Like Desmond Morris's _The Naked Ape_, this book is an old friend of mine. The second volume in his well-known trilogy (the third is _Intimate Behavior_), this one makes a compelling case that modern cities are less like "jungles" and more like zoos.Other animals, Morris says, don't behave in the wild the way humans do in cities. But the sort of erratic violence and heightened self-stimulation in which we find modern humans engaging _does_ have a counterpart in the rest of the animal world: animals do act that way . . . in zoos.Essentially, Morris's claim is that many millions of years of evolution have equipped us for life in small communities in which everybody knows everybody else and there's enough room for us to move around without klonking into each other all the time. We are not, in short, adapted to the modern metropolis, and that's why "city folk" are so danged weird. And our misattribution of our maladaptive behavior actually gives the jungle an undeserved bad name.So what's a naked ape to do? I don't know that the intervening years since this book was first published have generated a whole lot of solutions. I guess that's, um, life in the big city.But as with so many problems, just being aware of the problem is at least half the solution. As with Morris's other books (especially _The Naked Ape_), it's profoundly helpful to step back and see ourselves as one biological species among others (whether or not that's _all_ we are).Okay, maybe that's not all we are; maybe the fact that we _can_ thus step back from ourselves is the single most important fact about our species. If so, that makes this book more valuable, not less.So think of this book (and Morris's others) as a way to give your "I" a little distance on your "me," if you know what I mean. And yes, that does mean that I'm recommending a couple of books on evolutionary anthropology as helpful to your spirituality.
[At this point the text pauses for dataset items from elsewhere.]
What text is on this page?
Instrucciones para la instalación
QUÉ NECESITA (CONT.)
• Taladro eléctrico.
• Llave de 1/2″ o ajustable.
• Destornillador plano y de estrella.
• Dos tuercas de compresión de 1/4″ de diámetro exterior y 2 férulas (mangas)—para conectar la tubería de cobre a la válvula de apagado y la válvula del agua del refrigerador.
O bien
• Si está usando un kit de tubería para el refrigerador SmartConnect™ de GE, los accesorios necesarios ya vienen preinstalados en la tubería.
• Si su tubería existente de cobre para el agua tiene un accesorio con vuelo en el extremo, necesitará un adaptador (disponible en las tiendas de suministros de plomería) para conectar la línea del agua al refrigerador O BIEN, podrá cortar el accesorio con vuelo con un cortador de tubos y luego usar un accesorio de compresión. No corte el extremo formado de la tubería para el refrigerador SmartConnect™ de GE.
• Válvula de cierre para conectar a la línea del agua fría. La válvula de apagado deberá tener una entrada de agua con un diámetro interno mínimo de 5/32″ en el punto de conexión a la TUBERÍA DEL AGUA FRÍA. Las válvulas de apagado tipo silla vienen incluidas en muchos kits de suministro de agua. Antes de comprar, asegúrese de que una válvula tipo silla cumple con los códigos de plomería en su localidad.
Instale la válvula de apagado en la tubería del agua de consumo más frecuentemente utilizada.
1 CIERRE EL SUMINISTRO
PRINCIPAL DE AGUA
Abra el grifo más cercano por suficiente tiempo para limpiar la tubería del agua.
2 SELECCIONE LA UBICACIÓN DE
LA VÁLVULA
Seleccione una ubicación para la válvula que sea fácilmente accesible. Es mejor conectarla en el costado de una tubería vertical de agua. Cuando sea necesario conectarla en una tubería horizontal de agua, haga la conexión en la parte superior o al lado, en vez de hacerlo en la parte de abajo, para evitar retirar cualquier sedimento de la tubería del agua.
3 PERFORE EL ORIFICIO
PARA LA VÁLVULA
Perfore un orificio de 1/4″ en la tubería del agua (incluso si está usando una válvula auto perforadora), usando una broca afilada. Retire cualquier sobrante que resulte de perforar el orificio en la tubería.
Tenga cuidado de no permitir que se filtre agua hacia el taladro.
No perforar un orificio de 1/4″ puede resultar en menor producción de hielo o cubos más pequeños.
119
Excellent study companion to Naked Ape

After reading The Naked Ape, I was driven to read this next installment of the "human trilogy" by D.M. I found that it delved even further into the methods to our "civilized madness." Morris brings to light the true effect of civilization on our species. This book effectively explains the stresses and effects that our cities have placed upon our animal nature. I recommend this book to any person who is interested in human behavior. I believe it takes the eye of an ethologist to separate bias from interpretation. Morris accomplishes this swimmingly as he attaches biological meaning to even our most spiritual behaviors.